Variable transformation procedure
- Allows variables to be easily transformed with a variety of commonly used functions and, in the case of time series data, time transformations.
- Mathematical transformations include natural log, exponential, square root, power, standardization with either the sample or population standard deviation, and creation of dummy variables from either numeric or text data.
- Time transformations include lag by k periods, difference from k periods ago, difference of natural log from k periods ago, percentage change from k periods ago, deflation at a fixed rate, and centered and trailing moving averages.
- Each created variable is automatically assigned a descriptive name that concatenates the variable name and the transformation, such as X.LN for natural log of X or X.LAG1 for X lagged by 1 period, and it is stored in a new column that is inserted immediately to the right of its parent variable. This provides a clear audit trail and also ensures that the transformed variables appear adjacent to their parent variables when their names are alphabetically sorted in tables of statistics or coefficient estimates or in chart arrays.
Model summaries worksheet
- Contains side-by-side comparisons of summary statistics and coefficient estimates (with P-values) for all regression models fitted in the same workbook. This serves as an audit trail for the contents of the workbook as well as a tool for easily comparing model statistics.

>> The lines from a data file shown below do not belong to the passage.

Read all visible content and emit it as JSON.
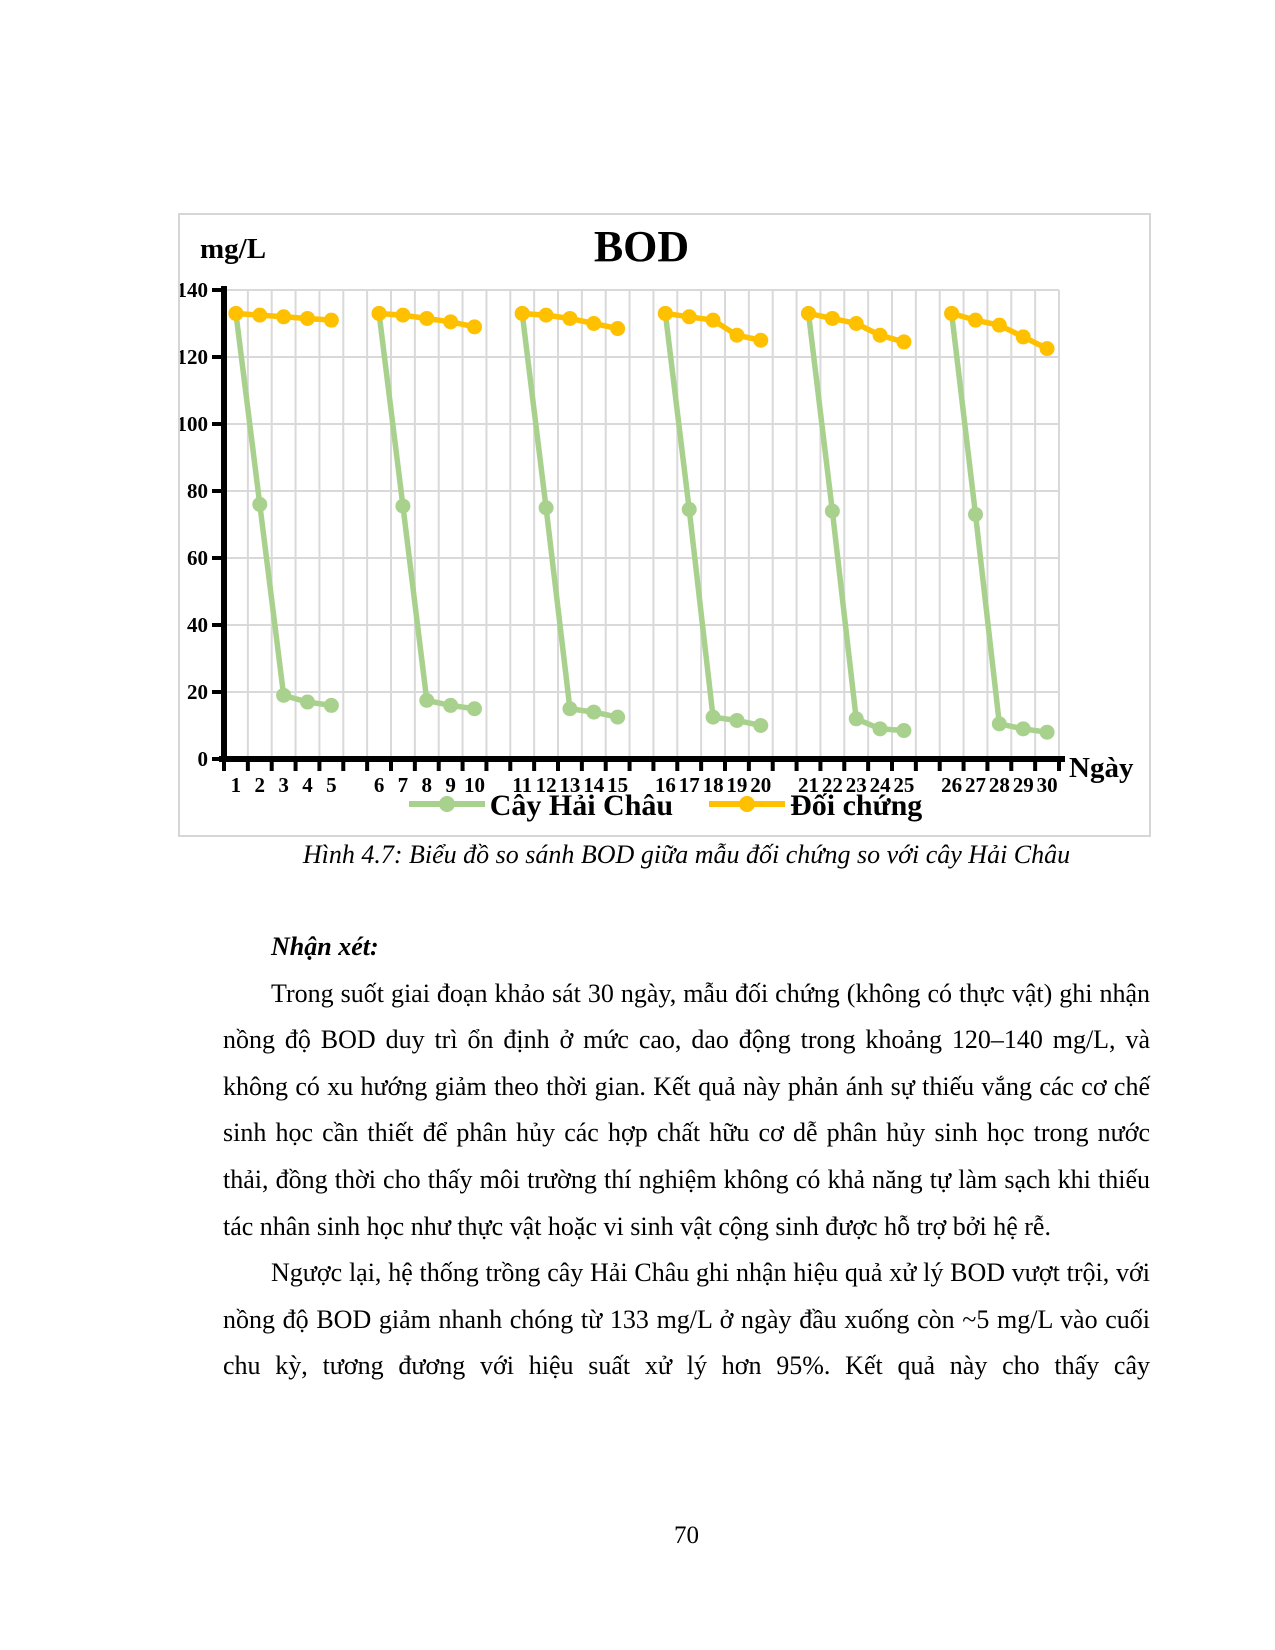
{
  "page": {
    "number": "70"
  },
  "figure": {
    "caption": "Hình 4.7: Biểu đồ so sánh BOD giữa mẫu đối chứng so với cây Hải Châu"
  },
  "chart_data": {
    "type": "line",
    "title": "BOD",
    "ylabel": "mg/L",
    "xlabel": "Ngày",
    "ylim": [
      0,
      140
    ],
    "ytick_step": 20,
    "grid": true,
    "grid_color": "#d9d9d9",
    "axis_color": "#000000",
    "legend_position": "bottom",
    "group_size": 5,
    "categories": [
      1,
      2,
      3,
      4,
      5,
      6,
      7,
      8,
      9,
      10,
      11,
      12,
      13,
      14,
      15,
      16,
      17,
      18,
      19,
      20,
      21,
      22,
      23,
      24,
      25,
      26,
      27,
      28,
      29,
      30
    ],
    "series": [
      {
        "name": "Cây Hải Châu",
        "color": "#a9d18e",
        "values": [
          133,
          76,
          19,
          17,
          16,
          133,
          75.5,
          17.5,
          16,
          15,
          133,
          75,
          15,
          14,
          12.5,
          133,
          74.5,
          12.5,
          11.5,
          10,
          133,
          74,
          12,
          9,
          8.5,
          133,
          73,
          10.5,
          9,
          8
        ]
      },
      {
        "name": "Đối chứng",
        "color": "#ffc000",
        "values": [
          133,
          132.5,
          132,
          131.5,
          131,
          133,
          132.5,
          131.5,
          130.5,
          129,
          133,
          132.5,
          131.5,
          130,
          128.5,
          133,
          132,
          131,
          126.5,
          125,
          133,
          131.5,
          130,
          126.5,
          124.5,
          133,
          131,
          129.5,
          126,
          122.5
        ]
      }
    ]
  },
  "content": {
    "heading": "Nhận xét:",
    "paragraphs": [
      "Trong suốt giai đoạn khảo sát 30 ngày, mẫu đối chứng (không có thực vật) ghi nhận nồng độ BOD duy trì ổn định ở mức cao, dao động trong khoảng 120–140 mg/L, và không có xu hướng giảm theo thời gian. Kết quả này phản ánh sự thiếu vắng các cơ chế sinh học cần thiết để phân hủy các hợp chất hữu cơ dễ phân hủy sinh học trong nước thải, đồng thời cho thấy môi trường thí nghiệm không có khả năng tự làm sạch khi thiếu tác nhân sinh học như thực vật hoặc vi sinh vật cộng sinh được hỗ trợ bởi hệ rễ.",
      "Ngược lại, hệ thống trồng cây Hải Châu ghi nhận hiệu quả xử lý BOD vượt trội, với nồng độ BOD giảm nhanh chóng từ 133 mg/L ở ngày đầu xuống còn ~5 mg/L vào cuối chu kỳ, tương đương với hiệu suất xử lý hơn 95%. Kết quả này cho thấy cây"
    ]
  }
}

- Provides a well-formatted presentation of comparative results from multiple models that is suitable for directly copying into a slide or report.
- Results for models with different dependent variables are arranged in separate blocks of rows, i.e., statistics are arranged side-by-side only for models fitted to the same dependent variable.
- The documented regression models can be re-visited or re-launched from the specifications on this sheet with a couple of mouse clicks.